Copper: Needed, Wanted and Now at Four Month Highs

After a drastic decline following the crash of 2008, copper now stands about $US3.42 per pound. This is close to the shattering price of $4.00 we all saw in the boon days of early summer of 2008

After a drastic decline following the crash of 2008, copper now stands about $US3.46 per pound. This is close to the shattering price of $4.00 we all saw in the boon days of early summer of 2008. Moreover, the price has continued to increase, including about 1.8% over the course of a doldrum August. One possibility for this continuing resurgence is the March 11th Chilean Earthquake which caused a temporary suspension of production from Codelco (Chilean state owned) and Anglo American (LSE: AAL).  Between the years of 2003 – 2009, copper made up approximately 15.6% of Chile’s GDP. For magnitude purposes, ~42.5% of Chile’s exports is copper. Suffice it to say, copper drives Chile and an 8.8 magnitude earthquake will affect the greater copper market, albeit for a limited time.

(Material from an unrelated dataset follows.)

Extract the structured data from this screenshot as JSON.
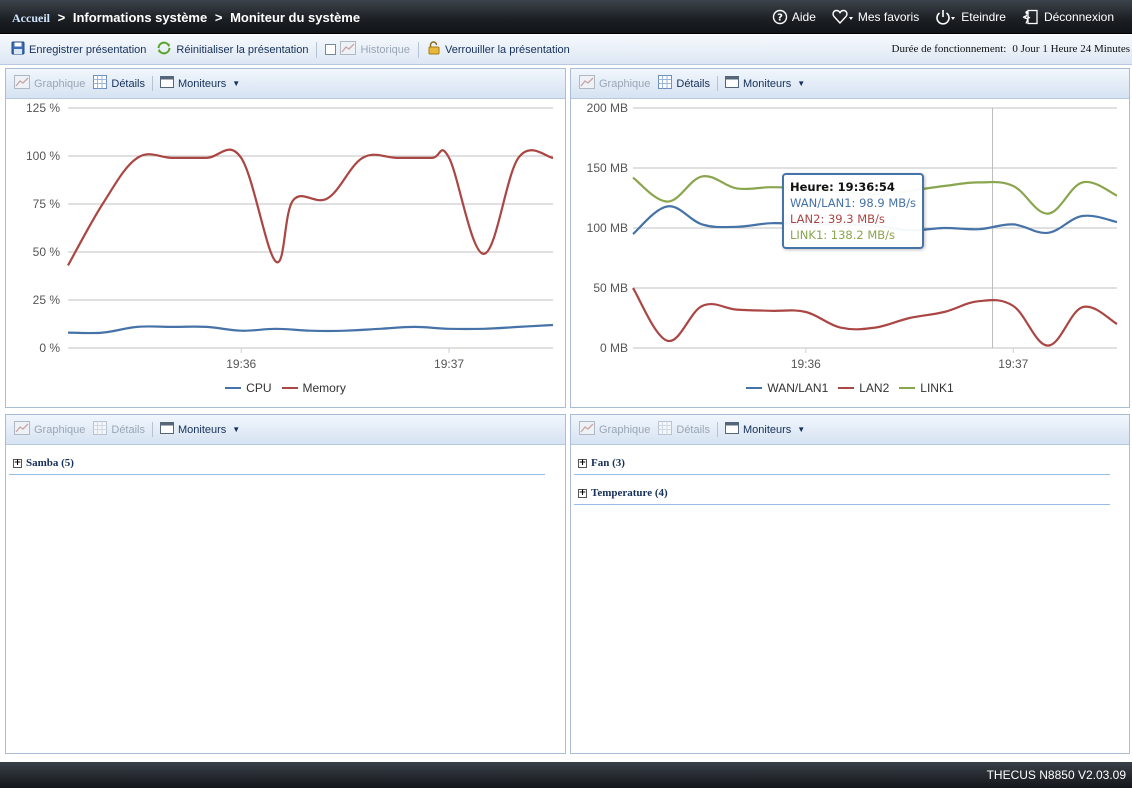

But there are also further reasons. For those who view China as the saving grace of this international recession, copper is a strategic metal. How can they create and update a power grid with out it? Copper is a great conductor and has an alternative, gold. The only gold wiring I know of is in the US Space Shuttle program, which is bring retired in 2011. China has over $3 trillion ($3,000,000,000,000) in US currency. Would it want to hold a declining asset or purchase a necessary hard asset for an ever growing, technology & infrastructure driven nation?

Although the Shanghai Futures Exchange monitored that China’s copper stockpiles have surged 95% in the first and second quarters of 2010, they have since dropped. The initial surge may have warned against future exports to China, however they are still importing. Inbound shipments of refined copper rose about 6% from June 2010 to July 2010. It is lower than a year ago, but a possibility for this is an arbitrage trade with prices higher in Shanghai than in London. In July, China’s economic growth “eased” to 10.3%. Even though this is down from previous quarters, this is still staggering. The simple truth is that the country is still growing. It will consume raw materials. Copper is one such ‘fodder’ for growth.

Currently copper is in a period of contango, with futures up about 3% today. Will this trend continue? An interesting issue to note is that copper often accompanies gold. When gold is hot, mining companies may be gold companies with a copper credit, and when copper is hot, they are copper companies with a gold credit. As gold is trending higher, copper production may also increase as gold becomes more economical at higher prices.

Going back to the original point, copper seems to be wanted by the consumers, not the speculators. With fundamental uses being the driving force, not commodity trading, the future continues to look positive for element number 29.